La Stampa, 8 ottobre 2024
Riconoscere l’uomo nell’uomo
Nell’anniversario del 7 ottobre, la frase che meglio suona dentro di me l’ha pronunciata Alain Finkielkraut: «Essere ebrei è essere coinvolti, in tutte le azioni di Israele: fanno parte di noi. Quando ha fatto scacco all’impero iraniano e ai suoi delegati che hanno giurato di estirpare il “tumore canceroso” costituito da Israele, non solo lo ammiro, ma ne sono orgoglioso. Questa volta i pogromisti non hanno l’ultima parola, la passività ebraica è finita. Ma quando Itamar Ben-Gvir vuole impedire la consegna di aiuti umanitari agli abitanti di Gaza o quando i coloni sovraeccitati bruciano le case palestinesi in Giudea e Samaria, mi sento colpito, mi comprometto, mi sporco. La vergogna in me compete con la rabbia. La brutalizzazione di una parte della società israeliana mi spezza il cuore». Non sono stupito. Anni fa, in un libro, Finkielkraut scrisse che l’idea di una sola, unica umanità «non è consustanziale al genere umano». Gli uomini pensano dalla notte dei tempi e continuano a pensare ora, in questo preciso istante, che il nemico, l’uomo al di là del confine, di un’altra etnia, di un’altra religione, è già un po’ meno uomo. «L’umanità cessa alle frontiere della tribù»: è il giudizio di Claude Lévi-Strauss che Finkielkraut fa suo.

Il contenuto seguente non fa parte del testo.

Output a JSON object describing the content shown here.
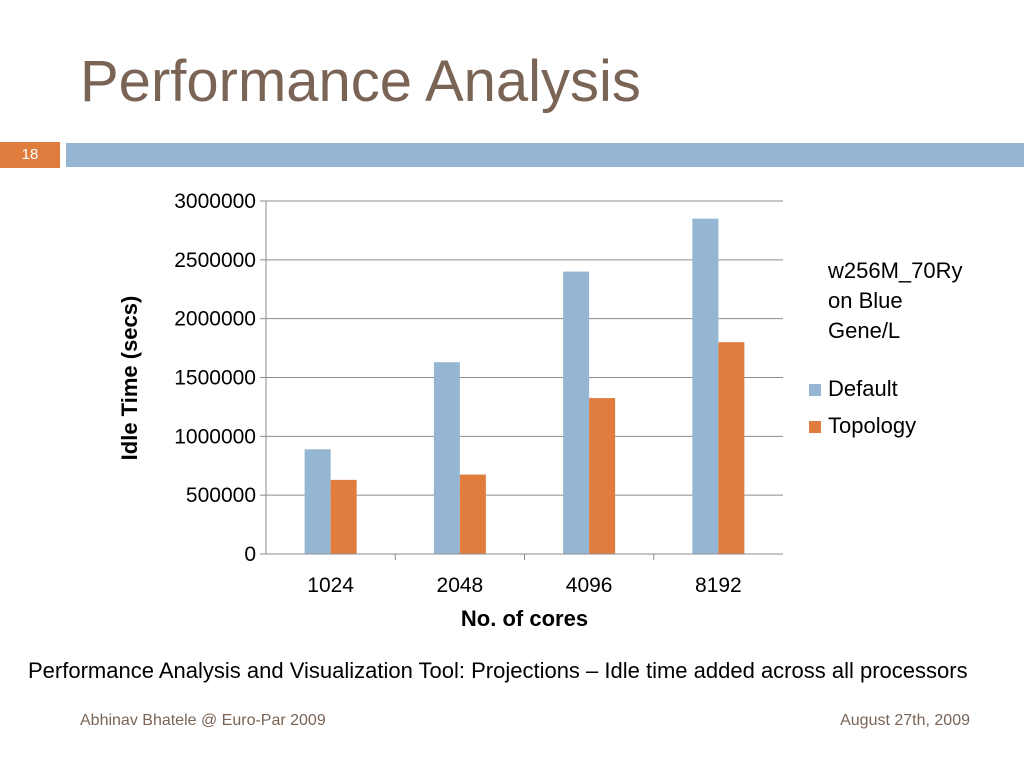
{
  "slide": {
    "title": "Performance Analysis",
    "number": "18",
    "caption": "Performance Analysis and Visualization Tool: Projections – Idle time added across all processors",
    "footer_left": "Abhinav Bhatele @ Euro-Par 2009",
    "footer_right": "August 27th, 2009"
  },
  "colors": {
    "title": "#7a6455",
    "accent_orange": "#df7c3e",
    "header_bar": "#94b6d2",
    "series_default": "#94b6d2",
    "series_topology": "#df7c3e"
  },
  "chart_data": {
    "type": "bar",
    "categories": [
      "1024",
      "2048",
      "4096",
      "8192"
    ],
    "series": [
      {
        "name": "Default",
        "values": [
          890000,
          1630000,
          2400000,
          2850000
        ]
      },
      {
        "name": "Topology",
        "values": [
          630000,
          675000,
          1325000,
          1800000
        ]
      }
    ],
    "xlabel": "No. of cores",
    "ylabel": "Idle Time (secs)",
    "ylim": [
      0,
      3000000
    ],
    "yticks": [
      "0",
      "500000",
      "1000000",
      "1500000",
      "2000000",
      "2500000",
      "3000000"
    ],
    "grid": true,
    "legend_position": "right",
    "annotation": [
      "w256M_70Ry",
      "on Blue",
      "Gene/L"
    ]
  }
}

Millenni di teologia e filosofia, fondate sull’inviolabile uguaglianza dell’essere umano, vengono regolarmente spazzati via da uno sprofondo di tenebre. Ed è raro, non soltanto sul terreno di battaglia, o nelle sue propaggini, ma anche qui, nelle piazze, sui social, in tv, sui giornali, trovare qualcuno che oltre le frontiere della tribù continua a riconoscere l’uomo nell’uomo.